Thanksgiving in Queens
By Matthew Skwiat, Contributing Editor
December / January 2015
The Choctaw Native American tribe and Irish people have a complex and nuanced relationship that has stretched across the centuries. Their histories of displacement and recovery inform and strengthen one another by providing a system of cooperation, generosity, and faith in the resilience of the human spirit. It was this connection that spurred the Queens Museum and Theatre to band together and celebrate the Irish and Choctaw people with an Irish-Choctaw Thanksgiving.
Eyewitness accounts of the Trail of Tears that the Choctaw had suffered through in many ways mimic those that came out of the Irish Famine. Ironically, it would be this event where the two people’s met. Upon hearing of the tragedy of the famine in Ireland, many Choctaw leaders banded together and raised $170 as a generous donation to the Irish people.
It is with this act of kindness in mind that the Queens Museum and Queens Theatre honored the Choctaw this past November 29 and 30th. All of the profits raised were split between Hour Children, Long Island City-based nonprofit that works with incarcerated and formerly incarcerated women and their children, and No Kid Hungry Share Our Strength, a nonprofit that connects children in need to nutritious food.
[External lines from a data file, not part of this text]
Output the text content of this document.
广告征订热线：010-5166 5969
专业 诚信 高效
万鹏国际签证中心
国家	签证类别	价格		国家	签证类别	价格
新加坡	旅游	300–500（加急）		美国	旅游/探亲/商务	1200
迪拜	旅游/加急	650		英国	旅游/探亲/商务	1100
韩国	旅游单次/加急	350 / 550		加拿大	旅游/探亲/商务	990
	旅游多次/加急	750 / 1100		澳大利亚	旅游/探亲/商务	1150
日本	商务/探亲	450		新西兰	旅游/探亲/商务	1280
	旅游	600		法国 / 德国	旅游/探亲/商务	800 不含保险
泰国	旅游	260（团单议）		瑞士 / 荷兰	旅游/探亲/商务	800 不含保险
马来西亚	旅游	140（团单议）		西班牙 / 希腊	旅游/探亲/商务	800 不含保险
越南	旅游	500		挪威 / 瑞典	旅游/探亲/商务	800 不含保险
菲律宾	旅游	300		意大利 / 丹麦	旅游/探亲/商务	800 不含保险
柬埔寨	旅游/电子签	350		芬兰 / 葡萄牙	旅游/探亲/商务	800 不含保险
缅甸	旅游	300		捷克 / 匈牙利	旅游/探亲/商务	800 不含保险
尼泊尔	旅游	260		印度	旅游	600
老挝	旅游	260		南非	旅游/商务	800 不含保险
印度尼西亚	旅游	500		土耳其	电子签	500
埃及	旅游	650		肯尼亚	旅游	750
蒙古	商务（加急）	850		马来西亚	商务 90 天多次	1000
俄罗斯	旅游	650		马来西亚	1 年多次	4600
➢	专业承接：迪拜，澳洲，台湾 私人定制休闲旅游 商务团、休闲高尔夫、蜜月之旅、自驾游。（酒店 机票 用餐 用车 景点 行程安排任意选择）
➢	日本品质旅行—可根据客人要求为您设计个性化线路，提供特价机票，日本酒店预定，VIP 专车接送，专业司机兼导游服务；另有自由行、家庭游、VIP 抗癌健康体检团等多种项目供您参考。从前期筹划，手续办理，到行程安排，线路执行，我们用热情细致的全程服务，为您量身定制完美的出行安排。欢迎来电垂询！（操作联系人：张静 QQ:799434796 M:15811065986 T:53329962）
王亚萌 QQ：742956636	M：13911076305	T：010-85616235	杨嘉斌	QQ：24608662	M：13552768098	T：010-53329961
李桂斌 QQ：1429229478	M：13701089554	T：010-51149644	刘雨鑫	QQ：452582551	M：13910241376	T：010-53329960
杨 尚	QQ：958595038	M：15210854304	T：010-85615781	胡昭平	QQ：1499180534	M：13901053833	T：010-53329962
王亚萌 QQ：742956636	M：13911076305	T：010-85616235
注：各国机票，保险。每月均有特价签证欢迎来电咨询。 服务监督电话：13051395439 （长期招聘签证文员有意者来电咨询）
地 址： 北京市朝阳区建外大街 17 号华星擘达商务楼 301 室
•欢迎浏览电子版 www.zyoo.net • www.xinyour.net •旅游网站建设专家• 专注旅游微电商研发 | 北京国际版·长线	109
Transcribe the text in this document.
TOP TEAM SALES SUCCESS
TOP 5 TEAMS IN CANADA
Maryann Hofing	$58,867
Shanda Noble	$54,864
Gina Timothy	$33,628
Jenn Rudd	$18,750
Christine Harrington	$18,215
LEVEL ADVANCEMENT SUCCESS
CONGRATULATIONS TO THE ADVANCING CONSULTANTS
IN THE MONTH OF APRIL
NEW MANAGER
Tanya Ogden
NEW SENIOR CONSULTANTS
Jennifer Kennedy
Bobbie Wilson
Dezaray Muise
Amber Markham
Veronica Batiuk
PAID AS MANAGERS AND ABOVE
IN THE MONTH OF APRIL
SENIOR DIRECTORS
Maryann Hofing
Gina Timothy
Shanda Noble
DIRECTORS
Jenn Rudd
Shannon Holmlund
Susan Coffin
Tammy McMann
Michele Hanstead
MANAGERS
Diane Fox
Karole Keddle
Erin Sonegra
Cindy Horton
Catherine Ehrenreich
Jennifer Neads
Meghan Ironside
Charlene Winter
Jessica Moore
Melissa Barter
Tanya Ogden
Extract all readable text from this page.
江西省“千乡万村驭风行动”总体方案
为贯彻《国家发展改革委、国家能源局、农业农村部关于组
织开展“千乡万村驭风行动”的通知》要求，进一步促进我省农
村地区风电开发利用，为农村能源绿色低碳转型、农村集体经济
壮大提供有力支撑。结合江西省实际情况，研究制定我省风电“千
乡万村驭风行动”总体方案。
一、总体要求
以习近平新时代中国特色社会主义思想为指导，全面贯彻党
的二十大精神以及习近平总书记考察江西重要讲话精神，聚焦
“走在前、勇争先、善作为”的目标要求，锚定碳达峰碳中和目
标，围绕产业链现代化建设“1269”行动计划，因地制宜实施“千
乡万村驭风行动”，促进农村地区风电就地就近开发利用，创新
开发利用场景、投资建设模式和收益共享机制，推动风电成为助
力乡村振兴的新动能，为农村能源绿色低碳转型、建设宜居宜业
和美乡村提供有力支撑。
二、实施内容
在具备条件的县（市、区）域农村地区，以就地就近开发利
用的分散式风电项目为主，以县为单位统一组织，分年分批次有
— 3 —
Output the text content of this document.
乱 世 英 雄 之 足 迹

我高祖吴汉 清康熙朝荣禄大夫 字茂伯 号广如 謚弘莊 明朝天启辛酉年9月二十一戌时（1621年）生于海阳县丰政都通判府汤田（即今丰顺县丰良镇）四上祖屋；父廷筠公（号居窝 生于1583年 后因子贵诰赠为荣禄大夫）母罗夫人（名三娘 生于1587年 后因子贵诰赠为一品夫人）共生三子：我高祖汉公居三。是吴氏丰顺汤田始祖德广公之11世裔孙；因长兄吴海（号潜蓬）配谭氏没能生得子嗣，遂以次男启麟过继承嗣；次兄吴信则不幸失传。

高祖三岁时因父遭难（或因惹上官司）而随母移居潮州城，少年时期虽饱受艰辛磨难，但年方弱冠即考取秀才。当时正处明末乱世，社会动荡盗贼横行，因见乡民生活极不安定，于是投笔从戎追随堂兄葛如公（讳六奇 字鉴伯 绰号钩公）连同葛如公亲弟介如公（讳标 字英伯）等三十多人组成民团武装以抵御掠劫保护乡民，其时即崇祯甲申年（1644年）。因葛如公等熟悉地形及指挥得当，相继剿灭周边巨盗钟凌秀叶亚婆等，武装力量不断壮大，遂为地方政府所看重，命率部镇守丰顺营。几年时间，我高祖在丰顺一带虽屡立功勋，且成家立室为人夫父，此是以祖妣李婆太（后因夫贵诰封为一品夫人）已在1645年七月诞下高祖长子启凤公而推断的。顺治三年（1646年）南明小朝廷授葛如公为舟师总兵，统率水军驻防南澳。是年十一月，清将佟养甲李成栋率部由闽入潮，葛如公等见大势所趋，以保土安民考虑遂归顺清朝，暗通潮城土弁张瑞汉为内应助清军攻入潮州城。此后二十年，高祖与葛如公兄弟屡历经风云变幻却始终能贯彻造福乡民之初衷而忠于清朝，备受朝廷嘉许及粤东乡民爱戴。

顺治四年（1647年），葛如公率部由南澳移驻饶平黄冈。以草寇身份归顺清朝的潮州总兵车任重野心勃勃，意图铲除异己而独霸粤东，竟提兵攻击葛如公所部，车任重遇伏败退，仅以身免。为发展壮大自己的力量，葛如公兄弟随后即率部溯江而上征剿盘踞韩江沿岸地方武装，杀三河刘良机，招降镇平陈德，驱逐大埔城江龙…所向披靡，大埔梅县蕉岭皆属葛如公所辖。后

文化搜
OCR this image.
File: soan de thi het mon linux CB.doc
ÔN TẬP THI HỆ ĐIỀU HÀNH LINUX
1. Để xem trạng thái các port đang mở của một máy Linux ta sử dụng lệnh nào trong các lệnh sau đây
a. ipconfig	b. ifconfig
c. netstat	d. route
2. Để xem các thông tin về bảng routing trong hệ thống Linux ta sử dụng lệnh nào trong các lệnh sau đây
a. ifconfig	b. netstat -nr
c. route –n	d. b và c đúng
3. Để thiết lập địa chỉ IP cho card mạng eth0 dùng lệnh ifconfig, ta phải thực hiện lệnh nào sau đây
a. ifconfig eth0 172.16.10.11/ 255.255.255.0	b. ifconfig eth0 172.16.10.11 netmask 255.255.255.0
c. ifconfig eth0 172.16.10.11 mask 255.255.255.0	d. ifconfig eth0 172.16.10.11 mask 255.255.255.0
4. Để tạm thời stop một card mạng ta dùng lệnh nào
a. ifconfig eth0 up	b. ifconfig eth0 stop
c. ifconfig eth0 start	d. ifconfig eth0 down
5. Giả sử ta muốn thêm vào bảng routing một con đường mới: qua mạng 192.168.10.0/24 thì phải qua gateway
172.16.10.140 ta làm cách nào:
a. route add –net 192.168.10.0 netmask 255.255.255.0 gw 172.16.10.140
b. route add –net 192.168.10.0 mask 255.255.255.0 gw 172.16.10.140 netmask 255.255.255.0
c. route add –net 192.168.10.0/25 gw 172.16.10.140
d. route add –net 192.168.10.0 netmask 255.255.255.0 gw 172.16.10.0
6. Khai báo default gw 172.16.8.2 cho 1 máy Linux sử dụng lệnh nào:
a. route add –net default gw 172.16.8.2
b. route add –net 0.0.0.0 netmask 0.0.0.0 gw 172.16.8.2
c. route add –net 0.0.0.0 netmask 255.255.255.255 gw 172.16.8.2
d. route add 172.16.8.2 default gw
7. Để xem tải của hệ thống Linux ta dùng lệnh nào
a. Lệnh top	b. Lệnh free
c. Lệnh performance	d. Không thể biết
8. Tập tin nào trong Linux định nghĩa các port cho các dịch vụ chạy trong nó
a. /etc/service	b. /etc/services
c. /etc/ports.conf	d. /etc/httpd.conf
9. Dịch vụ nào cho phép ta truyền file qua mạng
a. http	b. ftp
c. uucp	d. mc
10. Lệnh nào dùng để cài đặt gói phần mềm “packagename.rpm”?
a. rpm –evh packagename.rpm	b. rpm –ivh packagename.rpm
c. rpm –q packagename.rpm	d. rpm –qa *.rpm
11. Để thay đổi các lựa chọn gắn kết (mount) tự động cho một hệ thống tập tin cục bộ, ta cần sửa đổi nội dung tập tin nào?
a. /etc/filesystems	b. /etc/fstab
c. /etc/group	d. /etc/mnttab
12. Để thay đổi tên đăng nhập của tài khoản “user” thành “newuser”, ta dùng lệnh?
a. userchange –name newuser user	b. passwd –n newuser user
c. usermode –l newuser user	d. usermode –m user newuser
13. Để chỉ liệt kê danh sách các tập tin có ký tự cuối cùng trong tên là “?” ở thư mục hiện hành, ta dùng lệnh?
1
The very special two day event was a cornucopia of movies, music, and laughter. Some of the highlights included performances by the Oklahoma Fancy Dancers, Darrah Carr Irish Dance, and Cruel Seamus at the Queen’s Theatre. Celtic Cross and singer/songwriter Deni Bonet performed to an enthusiastic crowd on Saturday night.
Other standouts included the screening of the Choctaw Code Talkers which illuminated the role of Choctaw code breakers in WWII. Other films included The Native, Return to Sea, and A Pearl of Great Price.
The Choctaw, like the Irish have suffered through a rough history of disease, famine, rebirth, and integration. They banded together as a powerful Native American group in the 17th Century. Even though they were increasingly marginalized, they supported colonial independence during the Revolutionary War, and were later termed one of the “Five Civilized Nations” in the 19th century due to their adoption of many Anglo-American habits.
This unfortunately was unable to curtail the wave of westward expansion under the guise of Manifest Destiny headed by President Andrew Jackson. Beginning in 1831 through a series of unfair treaties, the Choctaw Nation were forced off of their land and further west into the desolate Oklahoma wild country. This episode is referred to as the “Trail of Tears” due to the treacherous weather conditions and severe loss of life. Alexis de Tocqueville, the influential French historian and philosopher was on hand to witness the tragedy, writing in his Democracy in America, “in the whole scene there was an air of ruin and destruction, something which betrayed a final and irrevocable adieu; one couldn’t watch without feeling one’s heart wrung.”
This same wringing of the heart has continued to strengthen the bond of the Irish and the Choctaws. Beginning in the 1990s, history and memory were united as a number of celebrations honored the role of the Choctaws in the Famine. Irish activists and Choctaw leaders took part in the first annual Famine walk at Doolough in Co. Mayo. This was later reciprocated with a 500 mile trek from Oklahoma to Mississippi in 1992. Then President Mary Robinson was also honored as a Choctaw Chief.
Queens Theatre and Museum tapped into the spirit of Thanksgiving by bringing these two people together once again in a heartfelt and memorable way.
* CORRECTION: An earlier version of this post misidentified the national affiliation of artist America Meredith. Meredith is a member of the Cherokee Nation, which also contributed to the relief effort of the Irish during the Famine.